Code accompanying "Expressivity of Parameterized and Data-driven Representations in Quality Diversity Search" (GECCO 2021)
We consider multi-solution optimization and generative models for the generation of diverse artifacts and the discovery of novel solutions. In cases where the domain’s factors of variation are unknown or too complex to encode manually, generative models can provide a learned latent space to approximate these factors. When used as a search space, however, the range and diversity of possible outputs are limited to the expressivity and generative capabilities of the learned model. We compare the output diversity of a quality diversity evolutionary search performed in two different search spaces: 1) a predefined parameterized space and 2) the latent space of a variational autoencoder model. We find that the search on an explicit parametric encoding creates more diverse artifact sets than searching the latent space. A learned model is better at interpolating between known data points than at extrapolating or expanding towards unseen examples. We recommend using a generative model’s latent space primarily to measure similarity between artifacts rather than for search and generation. Whenever a parametric encoding is obtainable, it should be preferred over a learned representation as it produces a higher diversity of solutions.

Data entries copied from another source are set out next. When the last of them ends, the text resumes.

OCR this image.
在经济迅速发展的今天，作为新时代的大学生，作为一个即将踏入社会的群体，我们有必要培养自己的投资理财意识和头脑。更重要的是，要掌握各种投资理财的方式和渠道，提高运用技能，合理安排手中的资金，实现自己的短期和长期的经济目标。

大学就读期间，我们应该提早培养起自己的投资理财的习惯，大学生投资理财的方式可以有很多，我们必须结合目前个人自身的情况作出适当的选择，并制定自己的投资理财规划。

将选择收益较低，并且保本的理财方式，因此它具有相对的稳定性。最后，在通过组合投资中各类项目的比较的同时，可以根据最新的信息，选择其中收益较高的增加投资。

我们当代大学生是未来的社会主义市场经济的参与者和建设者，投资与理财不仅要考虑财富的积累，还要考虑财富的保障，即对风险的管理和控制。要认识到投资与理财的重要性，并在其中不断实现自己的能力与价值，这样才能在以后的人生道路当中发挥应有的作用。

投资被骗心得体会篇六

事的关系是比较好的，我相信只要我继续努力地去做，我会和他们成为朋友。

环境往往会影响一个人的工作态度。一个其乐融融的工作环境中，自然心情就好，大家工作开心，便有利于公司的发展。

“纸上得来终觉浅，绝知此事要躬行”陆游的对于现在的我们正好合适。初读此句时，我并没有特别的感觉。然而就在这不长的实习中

If you use this code in any publication, please do cite:
Hagg, A., Berns, S., Asteroth, A., Colton, S., & Bäck, T. (2021). Expressivity of Parameterized and Data-driven Representations in Quality Diversity Search. In Proceedings of Genetic and Evolutionary Computation Conference, GECCO 2021. Hagg, A., Asteroth, A., Bäck, T. (2020). A Deep Dive Into Exploring the Preference Hypervolume. in Proceedings of International Conference on Computational Creativity, ICCC 2020.
Author: Alexander Hagg Bonn-Rhein-Sieg University of Applied Sciences (HBRS) email: [email protected] Nov 2019; Last revision: 07-Jun-2021
AutoVE combines quality diversity algorithms, a divergent optimization method that can produce many, diverse solutions, with variational autoencoders to both model that diversity as well as the user’s preferences, discovering the preference hypervolume within large search spaces. VE, or Voronoi-Elites, is an adaptation to the original formulation of MAP-Elites [1] and Centroidal Voronoi Tessellation Elites [2].
Run the demo.m script from the root directory of the repository. This demo contains two autoVE runs, one searching the domain's explicit encoding (parameter search, PS) and one searching in a VAE's latent space (latent search, LS)
To determine whether the VAE can correctly reproduce, and thus properly represent, fixed predefined shape sets, we measure the models' reconstruction errors on the held-out examples.
Files:
- experiment: IDNvsODN_I_II.m
- analysis: IDNvsODN_I_II_analysis.m
we compare the two search spaces (parameter: PS, and latent: LS) in the AutoVE framework
Files:
- experiment: IDNvsODN_III.m
- analysis: IDNvsODN_III_analysis.m
[1] Antoine Cully, Jeff Clune, Danesh Tarapore, and Jean-Baptiste Mouret. 2015. Robots that can adapt like animals. Nature 521, 7553 (2015). [2] Vassilis Vassiliades, Konstantinos Chatzilygeroudis, and Jean-Baptiste Mouret. 2017. Using Centroidal Voronoi Tessellations to Scale Up the Multidimensional Archive of Phenotypic Elites Algorithm. IEEE Transactions on Evolutionary Computation 22, 4 (2017).